Saturday, August 22, 2009

Grandma and the possum

So my mother just called me to make sure I made it home alive from Mexico, and told me this event in her week.

They had a front blow through Tulsa recently and it brought some much needed rain and really greened everything up. Mom loves animals of all varieties, and spends hours sitting on the patio watching butterflies and bunnies and hummingbirds frolicking amongst the trees, but this week she had a wild animal encounter of a new variety.

One morning just after all the rain came, she took a bag of trash out to the outdoor cans stored at the side of her house. When she lifted the can lid, she saw what was, in her words, "the ugliest, most bedraggled, pathetic-looking animal I've ever seen." Sitting at the bottom of the can, in two inches of garbage and rainwater, was a large possum. It was soaking wet, and so motionless that she thought it was probably dead. It didn't react at all to the lid being removed. She tipped the can and let the water run out, and then rattled the can to try to roust it out, but it just lay there, limp as a noodle. Her heart was broken, and naturally, she became determined to save the poor possum.

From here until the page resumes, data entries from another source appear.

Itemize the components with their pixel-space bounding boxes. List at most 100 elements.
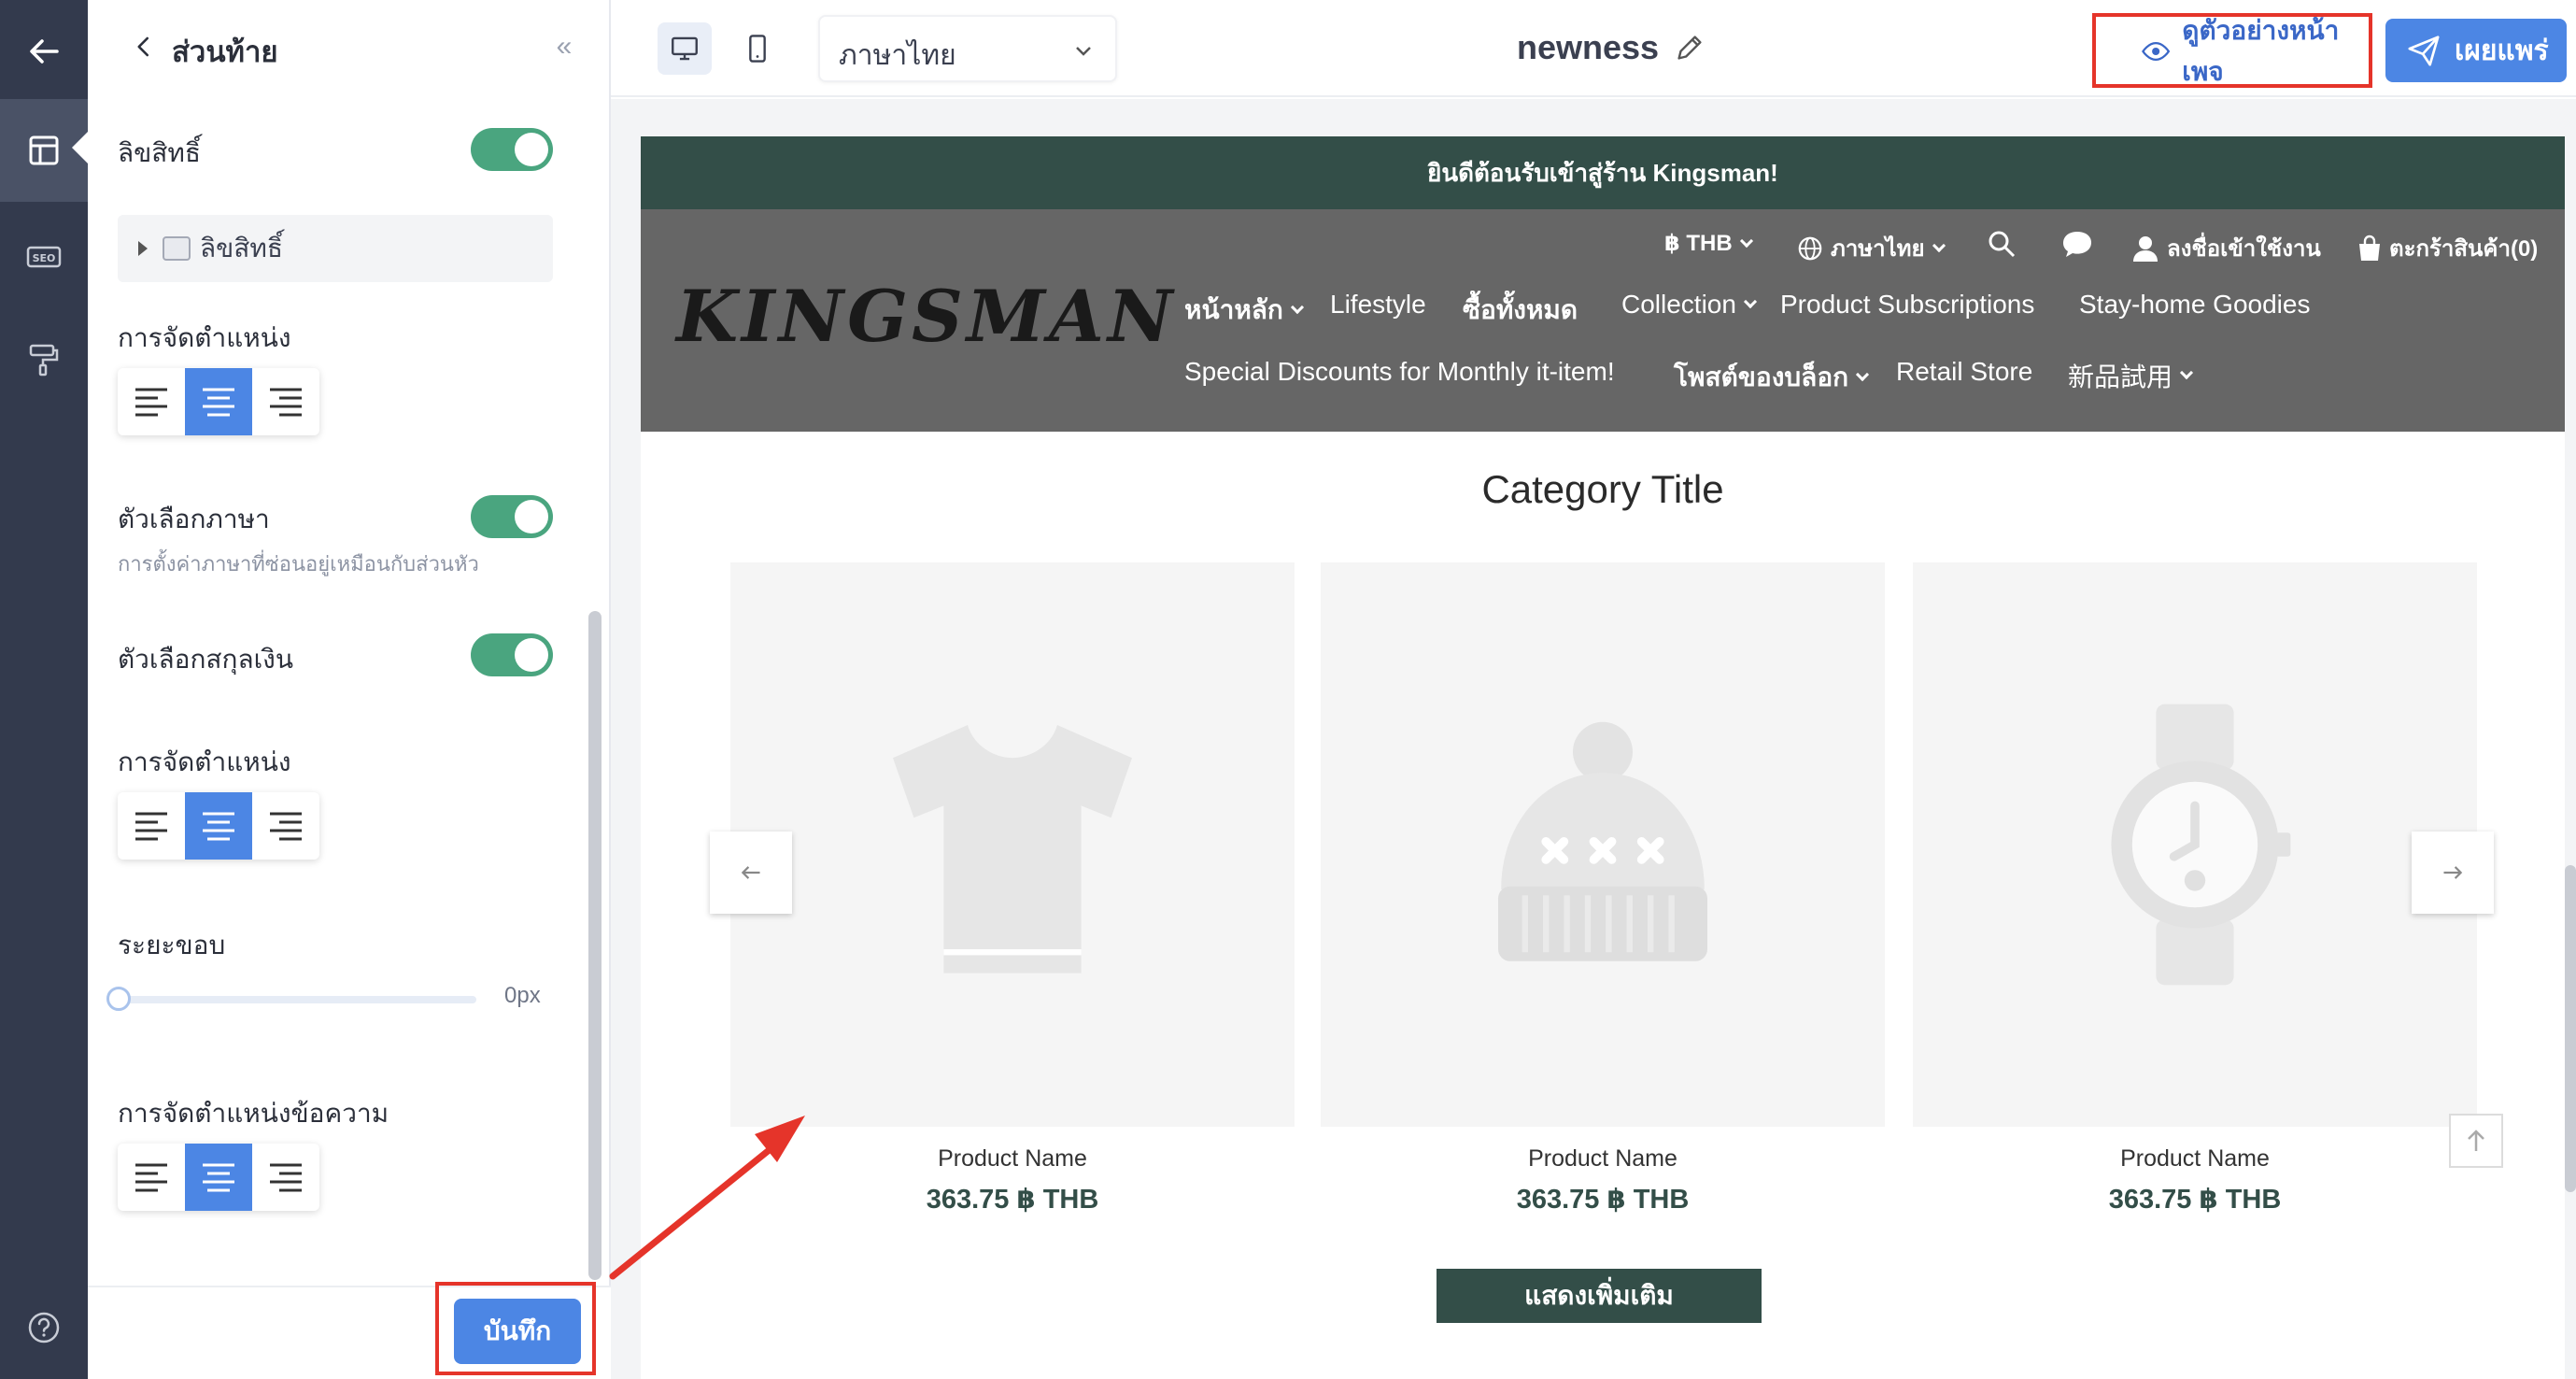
product-image[interactable]: [1913, 562, 2477, 1127]
alignment-label: การจัดตำแหน่ง: [118, 747, 291, 776]
align-right-button[interactable]: [252, 1144, 319, 1211]
seo-icon[interactable]: SEO: [0, 206, 88, 308]
shopping-bag-icon: [2359, 235, 2380, 261]
product-image[interactable]: [730, 562, 1295, 1127]
text-alignment-label: การจัดตำแหน่งข้อความ: [118, 1099, 389, 1128]
language-value: ภาษาไทย: [1831, 236, 1925, 262]
pencil-icon[interactable]: [1672, 30, 1707, 65]
footer-settings-panel: ส่วนท้าย « ลิขสิทธิ์ ลิขสิทธิ์ การจัดตำแ…: [88, 0, 611, 1379]
language-select-value: ภาษาไทย: [839, 40, 956, 71]
cart-link[interactable]: ตะกร้าสินค้า(0): [2356, 230, 2538, 266]
chevron-left-icon[interactable]: [125, 28, 163, 65]
align-left-icon: [135, 388, 167, 417]
align-left-button[interactable]: [118, 792, 185, 860]
carousel-prev-button[interactable]: [710, 832, 792, 914]
nav-item-new-trial[interactable]: 新品試用: [2068, 357, 2194, 394]
padding-slider-track[interactable]: [118, 996, 476, 1003]
desktop-view-button[interactable]: [658, 22, 712, 75]
chat-bubble-icon[interactable]: [2060, 228, 2094, 260]
nav-item-shop-all[interactable]: ซื้อทั้งหมด: [1463, 290, 1578, 331]
text-alignment-group: [118, 1144, 319, 1211]
copyright-label: ลิขสิทธิ์: [118, 138, 201, 167]
product-name[interactable]: Product Name: [1913, 1145, 2477, 1173]
icon-rail: SEO: [0, 0, 89, 1379]
tshirt-icon: [893, 725, 1132, 974]
nav-item-stay-home-goodies[interactable]: Stay-home Goodies: [2079, 290, 2310, 320]
alignment-group-2: [118, 792, 319, 860]
login-link[interactable]: ลงชื่อเข้าใช้งาน: [2131, 230, 2321, 266]
align-right-button[interactable]: [252, 792, 319, 860]
alignment-label: การจัดตำแหน่ง: [118, 323, 291, 352]
mobile-icon: [749, 35, 766, 63]
copyright-item[interactable]: ลิขสิทธิ์: [118, 215, 553, 282]
currency-selector-label: ตัวเลือกสกุลเงิน: [118, 645, 293, 674]
paint-roller-icon[interactable]: [0, 308, 88, 411]
product-image[interactable]: [1321, 562, 1885, 1127]
currency-switcher[interactable]: ฿ THB: [1664, 230, 1753, 257]
save-highlight-box: [435, 1282, 596, 1375]
globe-icon: [1798, 236, 1822, 260]
currency-value: ฿ THB: [1664, 231, 1733, 256]
product-name[interactable]: Product Name: [1321, 1145, 1885, 1173]
arrow-right-icon: [2443, 866, 2463, 879]
send-icon: [2408, 36, 2440, 66]
announcement-bar: ยินดีต้อนรับเข้าสู่ร้าน Kingsman!: [641, 136, 2565, 209]
show-more-button[interactable]: แสดงเพิ่มเติม: [1437, 1269, 1762, 1323]
language-select[interactable]: ภาษาไทย: [818, 15, 1117, 82]
align-center-icon: [203, 1163, 234, 1192]
padding-label: ระยะขอบ: [118, 931, 226, 960]
annotation-arrow-icon: [609, 1116, 805, 1280]
publish-button[interactable]: เผยแพร่: [2385, 19, 2567, 82]
collapse-panel-icon[interactable]: «: [545, 28, 583, 65]
svg-text:SEO: SEO: [33, 252, 56, 264]
help-icon[interactable]: [0, 1276, 88, 1379]
product-price: 363.75 ฿ THB: [1516, 1185, 1690, 1215]
carousel-next-button[interactable]: [2412, 832, 2494, 914]
canvas-scrollbar[interactable]: [2565, 865, 2576, 1192]
watch-icon: [2111, 704, 2291, 986]
nav-item-blog-posts[interactable]: โพสต์ของบล็อก: [1674, 357, 1870, 398]
cart-label: ตะกร้าสินค้า(0): [2389, 236, 2539, 262]
nav-item-collection[interactable]: Collection: [1621, 290, 1758, 320]
nav-item-lifestyle[interactable]: Lifestyle: [1330, 290, 1426, 320]
nav-item-product-subscriptions[interactable]: Product Subscriptions: [1780, 290, 2034, 320]
site-logo[interactable]: KINGSMAN: [676, 275, 1176, 358]
nav-item-special-discounts[interactable]: Special Discounts for Monthly it-item!: [1184, 357, 1615, 387]
align-left-button[interactable]: [118, 1144, 185, 1211]
expand-triangle-icon: [138, 241, 148, 256]
align-center-button[interactable]: [185, 368, 252, 435]
align-left-button[interactable]: [118, 368, 185, 435]
mobile-view-button[interactable]: [730, 22, 785, 75]
arrow-up-icon: [2468, 1130, 2484, 1151]
align-right-button[interactable]: [252, 368, 319, 435]
preview-canvas: ยินดีต้อนรับเข้าสู่ร้าน Kingsman! KINGSM…: [611, 99, 2576, 1379]
align-center-button[interactable]: [185, 792, 252, 860]
align-center-icon: [203, 812, 234, 841]
product-price: 363.75 ฿ THB: [2108, 1185, 2282, 1215]
align-right-icon: [270, 812, 302, 841]
padding-value: 0px: [504, 983, 541, 1008]
arrow-left-icon: [741, 866, 760, 879]
currency-selector-toggle[interactable]: [471, 633, 553, 676]
site-header: KINGSMAN ฿ THB ภาษาไทย ลงชื่อเข้าใช้งาน …: [641, 209, 2565, 432]
align-center-button[interactable]: [185, 1144, 252, 1211]
login-label: ลงชื่อเข้าใช้งาน: [2167, 236, 2321, 262]
page-name: newness: [1517, 28, 1660, 66]
active-indicator: [72, 131, 89, 164]
copyright-toggle[interactable]: [471, 128, 553, 171]
back-to-top-button[interactable]: [2449, 1114, 2503, 1168]
nav-item-home[interactable]: หน้าหลัก: [1184, 290, 1304, 331]
search-icon[interactable]: [1986, 228, 2017, 260]
align-center-icon: [203, 388, 234, 417]
align-right-icon: [270, 1163, 302, 1192]
publish-label: เผยแพร่: [2455, 35, 2549, 66]
align-right-icon: [270, 388, 302, 417]
language-switcher[interactable]: ภาษาไทย: [1797, 230, 1946, 266]
padding-slider-knob[interactable]: [106, 987, 131, 1011]
language-selector-toggle[interactable]: [471, 495, 553, 538]
book-icon: [163, 236, 191, 261]
alignment-group-1: [118, 368, 319, 435]
back-arrow-icon[interactable]: [0, 0, 88, 103]
nav-item-retail-store[interactable]: Retail Store: [1896, 357, 2032, 387]
language-selector-label: ตัวเลือกภาษา: [118, 505, 270, 533]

She went inside and got a big plate of cat food and set it outside the tipped can. She read on the internet about what possums eat (anything and everything) so she also put a pile of fruits and vegetables out near the cat food. She was heartbroken when the possum didn't move a hair, and showed no interest at all in the banquet she'd laid out. She decided it must be sick or dying, but she went back to her computer to read up more on the world of possums.

As soon as she began to read in depth, she had one of those "DUH!" moments! As we all learned as little kids, when possums are threatened, what do they do? Well of course, THEY PLAY POSSUM!! As soon as she made the connection, she ran back outside, and you can guess it: the cat food was gone, the "possum salad" was gone, and most of all, the possum was gone!

On that day, in that place in Tulsa, Oklahoma, it was a good day to be a possum.

5 comments:

emma said...

haha. Your story reminded me of a story Tracee wrote about a possum experience that either she or her sister I had.
I wish she'd tell it again. As I recall, I Really LOL.

I wanna hear about your trip!!

Brenda said...

when we lived on a farm the possums would come and eat with the farm cats on a nightly basis. it was not an unfamiliar site for them to be lined up with the cats eating to their hearts content.

Jilly said...

my in-laws were walking through rock creek park earlier this week(think chandra levy's body) when a screaming woman came running down the path. Apparently a rabid fox had attacked her family while they were hiking and they needed help. My MIL called 911 on her old lady cell phone (the one with the GIANT buttons) and helped the authorities navigate to the family. for being unlucky, they're lucky that they got my MIL on a good day. Some days she can't remember her own phone number, muchless 911.

Gail said...

That is why I bring in the cat food every night. If I didn't we'd have possums and raccoon dining al fresco at midnight.

Kathryn said...

http://awkwardfamilyphotos.com/2009/08/21/spic-and-span/

Back in high school, I was in the band practicing marching after school one day, when one of the people who would always hang out in the stands watching us found a possum. It looked 100% dead, so he chucked it in the trash barrel, and we went about our practice. About 10 minutes later, someone yelled, "hey, look!"; the formerly dead possum was now perched on top of the trash barrel, glaring at us. And every single one of us KNEW about possums 'playing possum'; it's just that the thing looked so dead at first that it did not occur to any of us.